INVITE GRACE TO CHRISTMAS DINNER

Mark's family isn't like my family.

You are shocked aren't you?

No, I know you aren't because your family isn't like your spouses family either.

We tend to think they are going to be, and we tend to think they are supposed to be and that often causes trouble on the holidays.

When I was first married, well really even before we got married I was shocked at how Mark's family did Christmas.

I felt like I should stand up and say, "Excuse me, I hate to say anything but you are going about this all wrong."

That embarrasses me so bad to say that.
Can you even imagine?

Of all the nerve.

My mom and dad always bought gifts like crazy when I was young.

At Marks folks they drew names and Lowell and June even drew in with them.

I was shocked.

I thought everyone was to get for everyone and the parents were especially supposed to get for everyone.

I mean for their children anyway, even if they are grown.

At my folks Christmas dinner was huge, food everywhere.

There were huge pans of everything and everyone brought containers to take food home with them.

At the Grays, there was a wonderful meal.

A well thought out menu and enough was made for everyone to have a good meal.

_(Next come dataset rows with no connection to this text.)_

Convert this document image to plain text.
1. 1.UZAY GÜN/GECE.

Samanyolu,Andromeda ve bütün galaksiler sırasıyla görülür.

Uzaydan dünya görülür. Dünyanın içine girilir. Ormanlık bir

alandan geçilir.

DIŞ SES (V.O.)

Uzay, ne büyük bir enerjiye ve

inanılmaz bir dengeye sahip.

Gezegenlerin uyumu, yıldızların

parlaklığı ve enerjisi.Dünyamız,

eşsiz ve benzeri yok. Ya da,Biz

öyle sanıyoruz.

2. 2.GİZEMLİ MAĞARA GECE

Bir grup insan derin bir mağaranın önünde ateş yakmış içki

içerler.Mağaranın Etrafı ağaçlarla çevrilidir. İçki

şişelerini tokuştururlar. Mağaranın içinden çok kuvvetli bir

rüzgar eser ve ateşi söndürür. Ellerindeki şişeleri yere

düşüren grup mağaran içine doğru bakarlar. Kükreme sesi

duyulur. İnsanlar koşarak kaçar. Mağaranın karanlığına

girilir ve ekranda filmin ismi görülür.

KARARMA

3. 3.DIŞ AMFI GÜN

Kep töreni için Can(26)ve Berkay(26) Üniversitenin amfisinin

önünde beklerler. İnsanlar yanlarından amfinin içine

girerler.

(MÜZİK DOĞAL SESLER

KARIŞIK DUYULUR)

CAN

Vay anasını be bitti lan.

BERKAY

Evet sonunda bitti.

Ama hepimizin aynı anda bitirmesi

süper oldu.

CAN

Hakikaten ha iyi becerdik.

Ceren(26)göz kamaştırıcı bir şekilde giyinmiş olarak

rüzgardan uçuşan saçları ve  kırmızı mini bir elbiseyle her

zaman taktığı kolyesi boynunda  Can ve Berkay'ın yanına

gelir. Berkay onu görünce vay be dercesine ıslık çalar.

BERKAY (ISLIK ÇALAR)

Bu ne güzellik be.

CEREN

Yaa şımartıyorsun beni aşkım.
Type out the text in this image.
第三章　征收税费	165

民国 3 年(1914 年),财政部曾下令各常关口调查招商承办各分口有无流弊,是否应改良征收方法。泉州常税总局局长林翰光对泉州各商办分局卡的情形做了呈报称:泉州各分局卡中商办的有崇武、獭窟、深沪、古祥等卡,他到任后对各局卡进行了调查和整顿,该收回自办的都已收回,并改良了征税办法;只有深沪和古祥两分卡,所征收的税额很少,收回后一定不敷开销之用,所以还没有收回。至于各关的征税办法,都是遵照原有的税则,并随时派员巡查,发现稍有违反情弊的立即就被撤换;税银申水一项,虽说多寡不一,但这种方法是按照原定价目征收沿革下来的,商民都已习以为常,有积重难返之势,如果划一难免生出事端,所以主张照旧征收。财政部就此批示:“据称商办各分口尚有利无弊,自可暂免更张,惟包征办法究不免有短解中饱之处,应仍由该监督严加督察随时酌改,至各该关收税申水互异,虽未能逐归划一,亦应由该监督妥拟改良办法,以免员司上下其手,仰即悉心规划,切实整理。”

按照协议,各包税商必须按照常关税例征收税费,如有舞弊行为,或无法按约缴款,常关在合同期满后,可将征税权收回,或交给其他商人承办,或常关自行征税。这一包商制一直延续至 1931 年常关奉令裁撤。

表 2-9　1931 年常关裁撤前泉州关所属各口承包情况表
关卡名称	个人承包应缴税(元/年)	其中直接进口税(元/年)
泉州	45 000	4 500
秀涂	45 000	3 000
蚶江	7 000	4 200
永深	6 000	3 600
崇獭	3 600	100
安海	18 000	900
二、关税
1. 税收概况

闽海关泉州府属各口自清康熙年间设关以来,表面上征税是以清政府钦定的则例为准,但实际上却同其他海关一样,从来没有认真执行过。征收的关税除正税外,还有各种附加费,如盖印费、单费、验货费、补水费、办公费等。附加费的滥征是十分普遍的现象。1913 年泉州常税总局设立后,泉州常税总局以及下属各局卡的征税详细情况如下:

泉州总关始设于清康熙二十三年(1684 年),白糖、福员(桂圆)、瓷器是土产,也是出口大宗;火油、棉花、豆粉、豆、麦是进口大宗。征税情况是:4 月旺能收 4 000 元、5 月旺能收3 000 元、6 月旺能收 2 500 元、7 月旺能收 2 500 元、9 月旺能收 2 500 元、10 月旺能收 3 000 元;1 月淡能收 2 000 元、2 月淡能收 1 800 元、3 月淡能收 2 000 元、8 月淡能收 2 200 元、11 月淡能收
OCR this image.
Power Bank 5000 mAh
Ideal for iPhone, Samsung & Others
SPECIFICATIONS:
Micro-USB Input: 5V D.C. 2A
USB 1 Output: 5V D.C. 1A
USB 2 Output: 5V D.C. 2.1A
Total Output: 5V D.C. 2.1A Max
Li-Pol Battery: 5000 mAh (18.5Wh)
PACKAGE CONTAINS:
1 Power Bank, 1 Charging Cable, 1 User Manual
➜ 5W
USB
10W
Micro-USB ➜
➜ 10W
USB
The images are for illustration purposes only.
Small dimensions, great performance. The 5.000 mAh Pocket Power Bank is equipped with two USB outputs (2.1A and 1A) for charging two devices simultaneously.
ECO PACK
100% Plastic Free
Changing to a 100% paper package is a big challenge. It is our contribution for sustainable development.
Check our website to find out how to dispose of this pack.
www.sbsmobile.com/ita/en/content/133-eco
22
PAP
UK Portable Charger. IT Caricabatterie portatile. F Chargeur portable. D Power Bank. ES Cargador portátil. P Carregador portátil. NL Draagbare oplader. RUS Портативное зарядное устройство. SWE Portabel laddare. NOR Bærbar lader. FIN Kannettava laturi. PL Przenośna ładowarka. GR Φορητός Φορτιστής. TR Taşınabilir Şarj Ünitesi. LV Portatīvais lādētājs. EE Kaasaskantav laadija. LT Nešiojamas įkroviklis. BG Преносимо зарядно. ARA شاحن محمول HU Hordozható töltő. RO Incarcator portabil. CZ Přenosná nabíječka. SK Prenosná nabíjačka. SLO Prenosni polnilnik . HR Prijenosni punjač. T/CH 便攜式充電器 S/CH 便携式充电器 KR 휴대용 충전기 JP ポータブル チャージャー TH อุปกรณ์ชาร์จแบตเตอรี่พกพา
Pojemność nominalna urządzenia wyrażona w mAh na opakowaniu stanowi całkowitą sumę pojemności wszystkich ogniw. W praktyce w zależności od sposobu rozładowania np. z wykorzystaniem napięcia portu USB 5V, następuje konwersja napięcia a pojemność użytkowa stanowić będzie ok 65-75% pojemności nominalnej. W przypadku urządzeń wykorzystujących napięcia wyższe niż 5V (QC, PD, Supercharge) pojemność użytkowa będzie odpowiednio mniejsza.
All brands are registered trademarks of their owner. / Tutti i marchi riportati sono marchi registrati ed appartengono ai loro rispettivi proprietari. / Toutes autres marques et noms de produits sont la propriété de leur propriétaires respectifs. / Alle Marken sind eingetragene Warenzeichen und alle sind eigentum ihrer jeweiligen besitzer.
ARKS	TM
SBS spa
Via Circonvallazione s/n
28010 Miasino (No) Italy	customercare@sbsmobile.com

There weren't gobs of leftovers for everyone to divide up and take home.

That was different.

I wondered if I should tell them, I mean they would  want to know they needed to do things differently.

There I went again.

Of all the nerve.

Their Christmas was just fine it was just different than my families.

Over the years, our Christmas celebration with our children has became a combination of both of our families but we tend more toward the Gray way now.

The Marshall Christmas's have even became more like the Gray Christmas's now.

We don't have much of a gift exchange anymore and everyone is good with it.

We all like to think that our families will be perfect Norman Rockwell pictures at Christmas.

Well.... for the most part they aren't.

There can be problems in blood family as well as with in-laws.

Tensions can be strong, you feel nervous and anxious even thinking about being with that certain person.

If  you have any age on you at all you have probably had at least one  Christmas when you were uncomfortable with a family member and they with you.

Now if it's common for you to have that problem you might want to check yourself because you could be a big part of the problem, but most have it at least a time of two.

First off just accept what you can't change.

Don't act or feel shocked when your dad says that thing you knew he would say or your mother in law does that thing that makes you crazy.

You already know it's going to happen so just go ahead and deal with it in your heart before you get there.

Don't focus on what's wrong with them but think about what's not so great about you.

What I mean is we need to offer grace because we need grace.

I doubt there is a  single perfect person reading this.

That means for every thing we could tell on them, they could come right back at us and if we think that isn't true we probably are a big part of the problem.

Don't play over the bad in your mind, instead think on the good.

Say out loud each day before Christmas three good things about the person you are dreading to see.

Pray for them.

Pray for yourself.

You see you don't have to be best friends with that person but you need to be able to get along until the evenings over.

Focus on making that person feel comfortable.

Forget about yourself, it's not about you anyway.

Now I know some are facing big issues but I'm talking about just little things that we can let become big things.

I'm talking about when our family members or in laws aren't bad, mean people they are just irritating and we let ourselves get worked up.

Don't wear your heart on your sleeve.

Don't think people mean something by everything or you will never have a minutes peace.

Most people never intend to be offensive or to hurt your feelings.

Truth be told they probably don't even know they did they hurt our feelings.

Truth also be told, we have hurt others and were unaware.

Christmas dinners take a lot of grace so start packing it now so you can take a lot of it with you and you want to remember the most important thing.

Somewhere somebody is packing grace for you.

You might not know it, you might think you don't need it but we  all need it.

So don't go to that dinner without it.

And be glad others are bringing it with them as well.